Responding to the findings, EIT spokeswoman Magdalena Gryszko said, “We very much appreciate the recommendations. Innovation means being constantly open to new solutions.”
EU Education Commissioner Tibor Navracsics, who commissioned the review said, “The set of far-reaching recommendations, once implemented, will help the EIT play this role even more effectively.”
Extend lifeline for KICs
The future solvency of KICs is another problem identified by the review. Up to 2015, the EIT continued to fund close to 90 per cent of the KIC costs, but the rules say KICs are to aim for full financial self-sustainability and are supposed to receive a decreasing level of EIT grant funding.
The first wave KICs set up in 2010 – EIT Digital, InnoEnergy and ClimateKIC – are now entering a phase in which the EIT grant will start decreasing, but the reviewers “found a real lack of clarity as to what should happen.” The likelihood is high that, as the EIT grant starts declining, the KICs' partnerships will be put under pressure and some partners will start leaving.
Further, after year 15, the KICs' non-profitable operations are likely to be shed. “As a result, the KICs may in the end formally achieve the financial sustainability goal, but at the cost of a severely negative effect on their innovation capacities and their knowledge triangle integration mission,” the review says.

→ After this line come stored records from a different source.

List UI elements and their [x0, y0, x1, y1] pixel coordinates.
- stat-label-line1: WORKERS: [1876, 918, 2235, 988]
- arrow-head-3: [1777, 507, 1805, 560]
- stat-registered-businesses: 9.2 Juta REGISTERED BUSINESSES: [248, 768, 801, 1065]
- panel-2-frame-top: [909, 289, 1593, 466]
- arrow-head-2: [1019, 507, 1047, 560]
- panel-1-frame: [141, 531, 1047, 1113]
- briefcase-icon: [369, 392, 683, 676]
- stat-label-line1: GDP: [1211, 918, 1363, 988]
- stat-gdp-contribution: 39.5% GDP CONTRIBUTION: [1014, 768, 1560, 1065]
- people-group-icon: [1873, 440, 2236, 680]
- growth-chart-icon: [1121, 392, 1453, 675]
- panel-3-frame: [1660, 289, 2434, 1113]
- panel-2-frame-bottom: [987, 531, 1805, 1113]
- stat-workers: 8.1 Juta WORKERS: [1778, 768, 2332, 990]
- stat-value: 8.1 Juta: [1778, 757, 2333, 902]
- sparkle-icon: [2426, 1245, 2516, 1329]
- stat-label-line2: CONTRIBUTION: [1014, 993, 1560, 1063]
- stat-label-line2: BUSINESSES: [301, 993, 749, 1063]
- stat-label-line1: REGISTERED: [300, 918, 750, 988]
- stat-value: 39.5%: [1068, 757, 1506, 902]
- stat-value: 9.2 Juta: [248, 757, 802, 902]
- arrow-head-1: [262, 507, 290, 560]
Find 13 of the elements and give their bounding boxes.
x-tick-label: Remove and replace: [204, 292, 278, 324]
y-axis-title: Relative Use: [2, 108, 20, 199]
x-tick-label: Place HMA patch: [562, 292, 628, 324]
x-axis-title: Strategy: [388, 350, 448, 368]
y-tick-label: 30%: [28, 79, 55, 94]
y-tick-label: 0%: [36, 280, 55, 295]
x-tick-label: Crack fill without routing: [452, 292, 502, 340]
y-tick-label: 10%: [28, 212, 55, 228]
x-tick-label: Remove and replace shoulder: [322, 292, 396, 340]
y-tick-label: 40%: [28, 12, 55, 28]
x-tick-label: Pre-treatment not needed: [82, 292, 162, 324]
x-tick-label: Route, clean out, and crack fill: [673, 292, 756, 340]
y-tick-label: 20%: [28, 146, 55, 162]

The Commission should set aside a portion of its budget to be accessible, on a competitive basis, to the earlier wave KICs. “Regular and increasingly critical evaluations should take place [to determine] which parts of the maturing KIC should continue to be funded and which not”, says the report.
The review also calls for clear evidence on how the KICs’ private sector partners will contribute to their operations and how the KICs will develop strategies to raise income apart from the EIT grant.
Lack of real corporate engagement
EIT has over 800 partners, among them giants like Siemens, Ericsson, Bayer and Philips, but many show only a limited interest in the mission and activities of the EIT and several CEOs interviewed by the reviewers were unaware of their companies' involvement in the EIT.
“It appears that larger business partners view the EIT mainly as just another source of funding for their corporate innovation, and limit their involvement in KICs to the participation of their R&D departments,” the review finds. This is a problem because the KICs do not get access to business units that are closer to the market.
While some major business partners are active in the KICs’ governance structures, there are few signs of innovations within EIT stemming from their involvement, the report says.
“They appear to have adopted a ‘wait and see approach’, observing what emerges from the work of young innovators and the ventures they may start, perhaps providing support through their research departments for testing and lab-based activities”, the report says.
EIT stronger on education
By contrast, the review finds that the EIT’s innovation education is beginning to bear fruit and the interest in EIT-backed courses, measured by number of applicants, is high.
However, it is not clear if the applicants are attracted by the universities that offer the programmes or by the EIT label itself, which the reviewers say “lacks visibility and credibility”.
The reviewers recommend opening up EIT courses to older students aged 35-45. “By concentrating on education for young people in their 20s, the EIT is missing out on the population segment often identified as being a fertile source of innovative business creation,” the report says.
In addition, there should be benchmarking of the EIT's education offers against what is available for entrepreneurship education elsewhere in Europe and the US.